What does it mean to be an overachiever? Wikipedia says that “[o]verachievers are individuals who “perform better or achieve more success than expected.'”
My basic interpretation of being an overachiever is in line with the above definition: it means doing more than is expected of you. But I say that expectation may be based on the sometimes faulty assumptions that others have of your drive and capabilities; or others are jealous of your accomplishments and use the term “overachiever” to make themselves feel okay with not performing up to an internal standard they have set. You may be labeled as an overachiever within your surroundings even when you feel as though you’re not measuring up to your own standards. Maybe others think you are trying to one-up them – even if you have remained modest or even silent about your accomplishments!

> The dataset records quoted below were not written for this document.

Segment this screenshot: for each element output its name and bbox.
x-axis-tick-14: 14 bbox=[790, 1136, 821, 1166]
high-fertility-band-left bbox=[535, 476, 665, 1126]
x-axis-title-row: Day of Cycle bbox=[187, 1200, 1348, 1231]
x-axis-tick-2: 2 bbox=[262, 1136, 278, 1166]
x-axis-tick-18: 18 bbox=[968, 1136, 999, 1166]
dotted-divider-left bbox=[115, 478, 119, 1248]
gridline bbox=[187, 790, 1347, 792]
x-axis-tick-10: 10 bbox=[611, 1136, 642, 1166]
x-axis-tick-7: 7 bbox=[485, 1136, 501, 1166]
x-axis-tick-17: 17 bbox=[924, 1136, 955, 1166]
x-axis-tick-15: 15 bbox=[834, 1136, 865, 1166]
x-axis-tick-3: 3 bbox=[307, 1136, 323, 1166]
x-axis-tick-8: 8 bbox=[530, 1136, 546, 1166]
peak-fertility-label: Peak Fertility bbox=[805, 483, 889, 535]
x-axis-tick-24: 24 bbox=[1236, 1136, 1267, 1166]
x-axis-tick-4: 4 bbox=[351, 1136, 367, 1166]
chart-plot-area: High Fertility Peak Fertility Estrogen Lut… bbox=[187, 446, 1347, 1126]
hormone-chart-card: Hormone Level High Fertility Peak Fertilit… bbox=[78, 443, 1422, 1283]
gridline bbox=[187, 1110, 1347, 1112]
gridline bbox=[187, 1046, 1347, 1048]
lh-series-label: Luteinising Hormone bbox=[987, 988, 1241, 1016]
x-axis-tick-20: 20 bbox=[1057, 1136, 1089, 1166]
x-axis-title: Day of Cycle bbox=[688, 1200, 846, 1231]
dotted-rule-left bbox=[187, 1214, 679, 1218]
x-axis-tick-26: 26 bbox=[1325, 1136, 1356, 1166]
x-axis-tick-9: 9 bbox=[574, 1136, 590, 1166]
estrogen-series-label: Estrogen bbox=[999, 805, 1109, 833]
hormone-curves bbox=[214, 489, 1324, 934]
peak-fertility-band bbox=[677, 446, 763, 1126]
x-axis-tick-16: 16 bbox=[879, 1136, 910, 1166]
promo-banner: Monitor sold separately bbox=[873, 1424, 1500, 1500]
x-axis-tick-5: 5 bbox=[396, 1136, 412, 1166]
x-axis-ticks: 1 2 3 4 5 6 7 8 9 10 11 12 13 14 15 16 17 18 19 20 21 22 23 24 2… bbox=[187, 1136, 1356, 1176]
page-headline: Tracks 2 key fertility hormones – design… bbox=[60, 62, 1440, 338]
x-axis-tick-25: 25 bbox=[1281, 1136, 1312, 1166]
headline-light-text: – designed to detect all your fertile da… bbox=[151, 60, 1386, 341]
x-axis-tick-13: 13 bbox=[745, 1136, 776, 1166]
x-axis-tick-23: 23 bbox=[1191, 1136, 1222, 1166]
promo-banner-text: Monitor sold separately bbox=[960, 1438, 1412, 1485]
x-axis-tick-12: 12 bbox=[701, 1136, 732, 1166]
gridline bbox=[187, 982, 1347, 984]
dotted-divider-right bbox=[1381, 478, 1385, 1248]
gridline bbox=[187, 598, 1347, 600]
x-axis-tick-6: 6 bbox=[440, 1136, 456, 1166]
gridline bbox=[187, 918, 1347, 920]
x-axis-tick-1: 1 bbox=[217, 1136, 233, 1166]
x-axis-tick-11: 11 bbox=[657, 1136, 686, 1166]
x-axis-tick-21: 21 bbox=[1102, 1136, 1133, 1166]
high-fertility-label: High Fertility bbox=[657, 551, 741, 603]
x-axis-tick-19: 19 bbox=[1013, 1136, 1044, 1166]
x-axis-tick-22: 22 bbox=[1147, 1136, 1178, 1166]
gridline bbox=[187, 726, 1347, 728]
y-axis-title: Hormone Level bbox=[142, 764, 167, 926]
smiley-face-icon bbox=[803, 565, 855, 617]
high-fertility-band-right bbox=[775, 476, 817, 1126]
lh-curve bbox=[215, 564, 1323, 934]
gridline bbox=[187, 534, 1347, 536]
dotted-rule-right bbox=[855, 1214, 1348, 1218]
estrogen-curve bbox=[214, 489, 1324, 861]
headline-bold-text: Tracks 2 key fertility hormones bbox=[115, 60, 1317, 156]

Why do people think “overachiever” is an okay insult? Just like other phrases that can be used to belittle other people, as an insult it comes from a place of jealousy, of disappointment in one’s self, even if that is not the conscious emotion of the speaker at the moment it is said. And yet “overachiever” at its etymology does not have a negative connotation. It can mean achieving more than your potential because you work hard and set lofty goals for yourself. If you know that you are stretching yourself to achieve what you have, then being an “overachiever” may be a trait with which you like to associate. Because the word has a positive meaning as well, it doesn’t sound nearly as bad as most other insults.
Finally, how can you embrace being called an overachiever when it’s directed at you as an insult? By keeping in mind that you wouldn’t be called an overachiever if you weren’t doing something more than those around you. In the long run, being an overachiever means being a few steps ahead of your peers and embracing the high internal standards you’ve set for yourself. The extra effort you are putting in is being noticed, and that’s a good thing! Even if in the moment of hearing “overachiever” directed at you, you roll your eyes, remember that if one person is noticing your efforts, chances are others are as well, whether or not they tell you. So, keep going strong!